Nowitzki Curious Who Will Help Defend Crown

Chandler, Butler and Barea are all free agents

Dirk Nowitzki bounced down the steps, smiling wide and greeting each media member with a handshake. He joked about his short hair, showed how his twice-wounded left middle finger is healing, and enjoyed the perk of holding a news conference while teammates sweated through conditioning drills.

Hey, it's good to be the reigning NBA finals MVP.

Yet as excited as Nowitzki is about trying to defend the championship he brought the Dallas Mavericks, he's also curious about who is going to defend it with him.

Tyson Chandler and J.J. Barea are free agents and probably won't be back. It's not even clear how much of a push Mavericks owner Mark Cuban is making to keep them.

Chandler is the most important because he "changed the whole culture defensively for us," Nowitzki said. The problem for Dallas is that's why Chandler is among the most coveted of all available players.

Caron Butler is already off the market. He's headed to the Los Angeles Clippers, a person familiar with the situation has told The Associated Press. Barea has gone from saying he couldn't imagine leaving to expecting to sign elsewhere.

Cuban appears loathe to offer the long, lucrative deals needed to keep those guys. He seems to prefer freeing up salary cap space, and avoiding a huge luxury tax bill, for the first time in his tenure.

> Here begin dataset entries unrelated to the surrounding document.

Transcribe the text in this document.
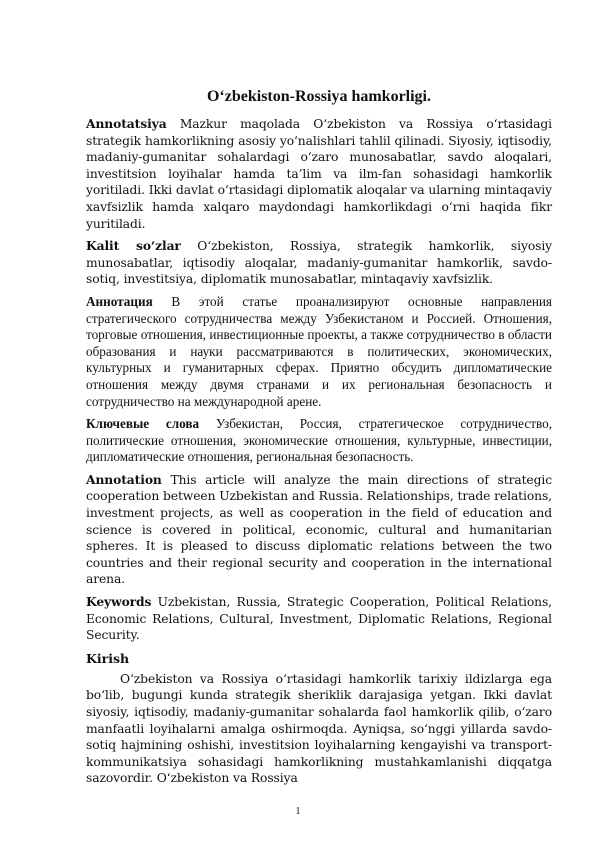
O‘zbekiston-Rossiya hamkorligi.

Annotatsiya Mazkur maqolada O‘zbekiston va Rossiya o‘rtasidagi strategik hamkorlikning asosiy yo‘nalishlari tahlil qilinadi. Siyosiy, iqtisodiy, madaniy-gumanitar sohalardagi o‘zaro munosabatlar, savdo aloqalari, investitsion loyihalar hamda ta’lim va ilm-fan sohasidagi hamkorlik yoritiladi. Ikki davlat o‘rtasidagi diplomatik aloqalar va ularning mintaqaviy xavfsizlik hamda xalqaro maydondagi hamkorlikdagi o‘rni haqida fikr yuritiladi.

Kalit so‘zlar O‘zbekiston, Rossiya, strategik hamkorlik, siyosiy munosabatlar, iqtisodiy aloqalar, madaniy-gumanitar hamkorlik, savdo-sotiq, investitsiya, diplomatik munosabatlar, mintaqaviy xavfsizlik.

Аннотация В этой статье проанализируют основные направления стратегического сотрудничества между Узбекистаном и Россией. Отношения, торговые отношения, инвестиционные проекты, а также сотрудничество в области образования и науки рассматриваются в политических, экономических, культурных и гуманитарных сферах. Приятно обсудить дипломатические отношения между двумя странами и их региональная безопасность и сотрудничество на международной арене.

Ключевые слова Узбекистан, Россия, стратегическое сотрудничество, политические отношения, экономические отношения, культурные, инвестиции, дипломатические отношения, региональная безопасность.

Annotation This article will analyze the main directions of strategic cooperation between Uzbekistan and Russia. Relationships, trade relations, investment projects, as well as cooperation in the field of education and science is covered in political, economic, cultural and humanitarian spheres. It is pleased to discuss diplomatic relations between the two countries and their regional security and cooperation in the international arena.

Keywords Uzbekistan, Russia, Strategic Cooperation, Political Relations, Economic Relations, Cultural, Investment, Diplomatic Relations, Regional Security.

Kirish

O‘zbekiston va Rossiya o‘rtasidagi hamkorlik tarixiy ildizlarga ega bo‘lib, bugungi kunda strategik sheriklik darajasiga yetgan. Ikki davlat siyosiy, iqtisodiy, madaniy-gumanitar sohalarda faol hamkorlik qilib, o‘zaro manfaatli loyihalarni amalga oshirmoqda. Ayniqsa, so‘nggi yillarda savdo-sotiq hajmining oshishi, investitsion loyihalarning kengayishi va transport-kommunikatsiya sohasidagi hamkorlikning mustahkamlanishi diqqatga sazovordir. O‘zbekiston va Rossiya

1
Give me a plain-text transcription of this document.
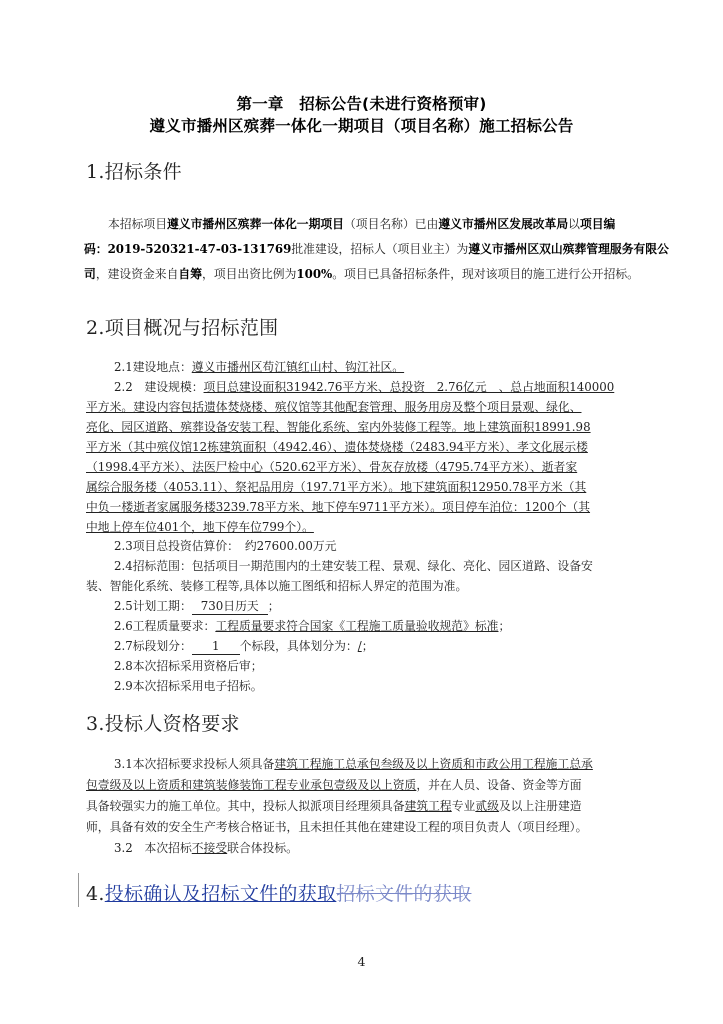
第一章　招标公告(未进行资格预审)
遵义市播州区殡葬一体化一期项目（项目名称）施工招标公告
1.招标条件
本招标项目遵义市播州区殡葬一体化一期项目（项目名称）已由遵义市播州区发展改革局以项目编
码：2019-520321-47-03-131769批准建设，招标人（项目业主）为遵义市播州区双山殡葬管理服务有限公
司，建设资金来自自筹，项目出资比例为100%。项目已具备招标条件，现对该项目的施工进行公开招标。
2.项目概况与招标范围
2.1建设地点：遵义市播州区苟江镇红山村、钩江社区。
2.2　建设规模：项目总建设面积31942.76平方米、总投资　2.76亿元　、总占地面积140000
平方米。建设内容包括遗体焚烧楼、殡仪馆等其他配套管理、服务用房及整个项目景观、绿化、
亮化、园区道路、殡葬设备安装工程、智能化系统、室内外装修工程等。地上建筑面积18991.98
平方米（其中殡仪馆12栋建筑面积（4942.46）、遗体焚烧楼（2483.94平方米）、孝文化展示楼
（1998.4平方米）、法医尸检中心（520.62平方米）、骨灰存放楼（4795.74平方米）、逝者家
属综合服务楼（4053.11）、祭祀品用房（197.71平方米）。地下建筑面积12950.78平方米（其
中负一楼逝者家属服务楼3239.78平方米、地下停车9711平方米）。项目停车泊位：1200个（其
中地上停车位401个，地下停车位799个）。
2.3项目总投资估算价：　约27600.00万元
2.4招标范围：包括项目一期范围内的土建安装工程、景观、绿化、亮化、园区道路、设备安
装、智能化系统、装修工程等,具体以施工图纸和招标人界定的范围为准。
2.5计划工期： 730日历天 ；
2.6工程质量要求：工程质量要求符合国家《工程施工质量验收规范》标准；
2.7标段划分： 1 个标段，具体划分为：/；
2.8本次招标采用资格后审；
2.9本次招标采用电子招标。
3.投标人资格要求
3.1本次招标要求投标人须具备建筑工程施工总承包叁级及以上资质和市政公用工程施工总承
包壹级及以上资质和建筑装修装饰工程专业承包壹级及以上资质，并在人员、设备、资金等方面
具备较强实力的施工单位。其中，投标人拟派项目经理须具备建筑工程专业贰级及以上注册建造
师，具备有效的安全生产考核合格证书，且未担任其他在建建设工程的项目负责人（项目经理）。
3.2　本次招标不接受联合体投标。
4.投标确认及招标文件的获取招标文件的获取
4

He and general manager Donnie Nelson may be making a risky tradeoff, at least in the eyes of his fan base. The swap: Giving up the chance to try repeating with the same nucleus for the chance to land Dwight Howard, Chris Paul, Deron Williams and-or others in the next crop of free agents. Part of the gamble is that the players they want could be dealt in the next week, or any time this season, and never hit the market.

"It's not a decision I'd want to be a part of," Nowitzki said. "Donnie and Mark are obviously looking at what's best for the franchise and for the future. Obviously, we all know we're old, so looking at the next three, four, five years, maybe they want to get some fresh legs."

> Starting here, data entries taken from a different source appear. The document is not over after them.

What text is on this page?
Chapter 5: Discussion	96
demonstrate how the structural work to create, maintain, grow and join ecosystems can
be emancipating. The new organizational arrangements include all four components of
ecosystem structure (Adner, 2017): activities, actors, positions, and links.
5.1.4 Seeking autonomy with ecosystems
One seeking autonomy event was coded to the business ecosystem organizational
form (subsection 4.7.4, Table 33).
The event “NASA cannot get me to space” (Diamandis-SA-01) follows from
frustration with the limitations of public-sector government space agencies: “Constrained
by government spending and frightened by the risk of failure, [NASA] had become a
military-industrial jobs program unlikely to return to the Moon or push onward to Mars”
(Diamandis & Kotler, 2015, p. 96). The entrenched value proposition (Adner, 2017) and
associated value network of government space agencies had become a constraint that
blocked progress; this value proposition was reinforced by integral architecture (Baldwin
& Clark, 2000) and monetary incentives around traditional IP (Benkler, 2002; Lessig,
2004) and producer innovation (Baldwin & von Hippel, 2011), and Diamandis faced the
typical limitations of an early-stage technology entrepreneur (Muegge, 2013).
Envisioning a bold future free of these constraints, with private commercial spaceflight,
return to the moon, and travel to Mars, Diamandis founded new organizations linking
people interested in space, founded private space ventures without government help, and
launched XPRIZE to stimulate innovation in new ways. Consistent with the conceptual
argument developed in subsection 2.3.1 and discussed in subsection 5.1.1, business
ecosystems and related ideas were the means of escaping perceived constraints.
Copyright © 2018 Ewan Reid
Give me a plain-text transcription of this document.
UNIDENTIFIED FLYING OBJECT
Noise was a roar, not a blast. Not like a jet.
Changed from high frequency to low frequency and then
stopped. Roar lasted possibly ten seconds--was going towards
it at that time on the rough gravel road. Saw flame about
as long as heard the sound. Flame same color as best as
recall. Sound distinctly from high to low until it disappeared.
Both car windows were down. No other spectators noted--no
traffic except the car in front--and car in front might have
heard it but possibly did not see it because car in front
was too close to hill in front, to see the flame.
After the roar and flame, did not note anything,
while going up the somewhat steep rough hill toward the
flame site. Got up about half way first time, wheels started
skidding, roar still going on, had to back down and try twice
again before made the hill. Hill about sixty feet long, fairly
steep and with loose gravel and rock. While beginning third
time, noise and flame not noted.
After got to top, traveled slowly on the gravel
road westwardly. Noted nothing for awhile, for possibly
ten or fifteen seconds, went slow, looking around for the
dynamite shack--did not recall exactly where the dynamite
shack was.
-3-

Nowitzki recalled the heady days in June, when the Mavs rallied to beat the Miami Heat in the finals for the first championship in franchise history. They returned home for a parade and celebration 31 years in the making. During a private moment, players all said they wanted to stick together and try doing it again.

Then came the lockout.

Negotiations, and anything else between players and management, were forbidden. Nowitzki said the only contact he'd had with Cuban since the lockout hit came at the ESPYs, and it was brief. ("He was sitting somewhere else," Nowitzki said, smiling as he set up his zinger to the boss: "I was sitting front row.")

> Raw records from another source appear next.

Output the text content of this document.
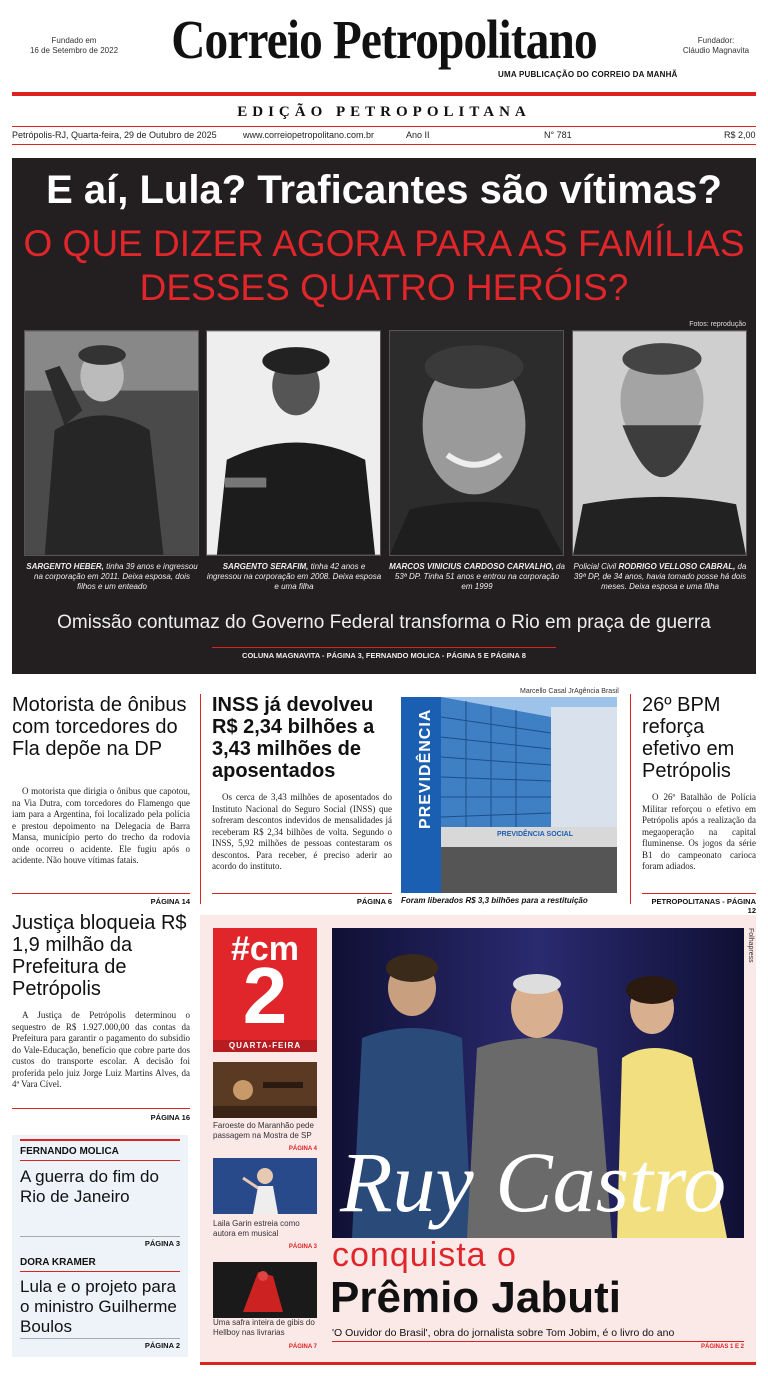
Fundado em
16 de Setembro de 2022 Correio Petropolitano	Fundador:
Cláudio Magnavita
UMA PUBLICAÇÃO DO CORREIO DA MANHÃ
EDIÇÃO PETROPOLITANA
Petrópolis-RJ, Quarta-feira, 29 de Outubro de 2025	www.correiopetropolitano.com.br	Ano II	N° 781	R$ 2,00
E aí, Lula? Traficantes são vítimas?
O QUE DIZER AGORA PARA AS FAMÍLIAS DESSES QUATRO HERÓIS?
Fotos: reprodução
SARGENTO HEBER, tinha 39 anos e ingressou na corporação em 2011. Deixa esposa, dois filhos e um enteado
SARGENTO SERAFIM, tinha 42 anos e ingressou na corporação em 2008. Deixa esposa e uma filha
MARCOS VINICIUS CARDOSO CARVALHO, da 53ª DP. Tinha 51 anos e entrou na corporação em 1999
Policial Civil RODRIGO VELLOSO CABRAL, da 39ª DP, de 34 anos, havia tomado posse há dois meses. Deixa esposa e uma filha
Omissão contumaz do Governo Federal transforma o Rio em praça de guerra
COLUNA MAGNAVITA - PÁGINA 3, FERNANDO MOLICA - PÁGINA 5 E PÁGINA 8
Motorista de ônibus com torcedores do Fla depõe na DP
O motorista que dirigia o ônibus que capotou, na Via Dutra, com torcedores do Flamengo que iam para a Argentina, foi localizado pela polícia e prestou depoimento na Delegacia de Barra Mansa, município perto do trecho da rodovia onde ocorreu o acidente. Ele fugiu após o acidente. Não houve vítimas fatais.
PÁGINA 14
INSS já devolveu R$ 2,34 bilhões a 3,43 milhões de aposentados
Os cerca de 3,43 milhões de aposentados do Instituto Nacional do Seguro Social (INSS) que sofreram descontos indevidos de mensalidades já receberam R$ 2,34 bilhões de volta. Segundo o INSS, 5,92 milhões de pessoas contestaram os descontos. Para receber, é preciso aderir ao acordo do instituto.
PÁGINA 6
Marcello Casal JrAgência Brasil
PREVIDÊNCIA
PREVIDÊNCIA SOCIAL
Foram liberados R$ 3,3 bilhões para a restituição
26º BPM reforça efetivo em Petrópolis
O 26º Batalhão de Polícia Militar reforçou o efetivo em Petrópolis após a realização da megaoperação na capital fluminense. Os jogos da série B1 do campeonato carioca foram adiados.
PETROPOLITANAS - PÁGINA 12
Justiça bloqueia R$ 1,9 milhão da Prefeitura de Petrópolis
A Justiça de Petrópolis determinou o sequestro de R$ 1.927.000,00 das contas da Prefeitura para garantir o pagamento do subsídio do Vale-Educação, benefício que cobre parte dos custos do transporte escolar. A decisão foi proferida pelo juiz Jorge Luiz Martins Alves, da 4ª Vara Cível.
PÁGINA 16
FERNANDO MOLICA
A guerra do fim do Rio de Janeiro
PÁGINA 3
DORA KRAMER
Lula e o projeto para o ministro Guilherme Boulos
PÁGINA 2
#cm
2
QUARTA-FEIRA
Faroeste do Maranhão pede passagem na Mostra de SP
PÁGINA 4
Laila Garin estreia como autora em musical
PÁGINA 3
Uma safra inteira de gibis do Hellboy nas livrarias
PÁGINA 7
Folhapress
Ruy Castro
conquista o
Prêmio Jabuti
'O Ouvidor do Brasil', obra do jornalista sobre Tom Jobim, é o livro do ano
PÁGINAS 1 E 2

Having a title makes it easier for Nowitzki to take a wait-and-see approach. Had the Mavericks just been denied again, he -- and probably Cuban, too -- would be fretting about the dwindling number of prime years left in the 33-year-old German's career.

"As a player, you've won it once and you'd obviously love to have the same crew back and defend our title that way," Nowitzki said. "But we understand that it's a business."

Last summer, Nowitzki went through the business end of things as a free agent for the first time in his career. When he decided to stay in Dallas, he took $16 million less than a maximum contract so the club would have a better chance to sign a quality supporting cast.

"I guess I didn't take less enough," Nowitzki said, laughing. "I still got a decent deal out of it, so maybe it wasn't enough cutback."

Another reason for Nowitzki's calm is that he's seen Cuban do this before.

Nowitzki didn't like losing good friend Steve Nash, then Michael Finley a year later, but the Mavericks ended up going to the finals without them in 2006 and had one of the best records in league history in '07. The same front office team of Nelson and Cuban rebuilt the roster again to get Chandler, Jason Kidd and the other key players that won it all in `11.

"We know that Donnie has the knowledge and Cubes (too)," Nowitzki said. "They're going to make the right decisions for this team."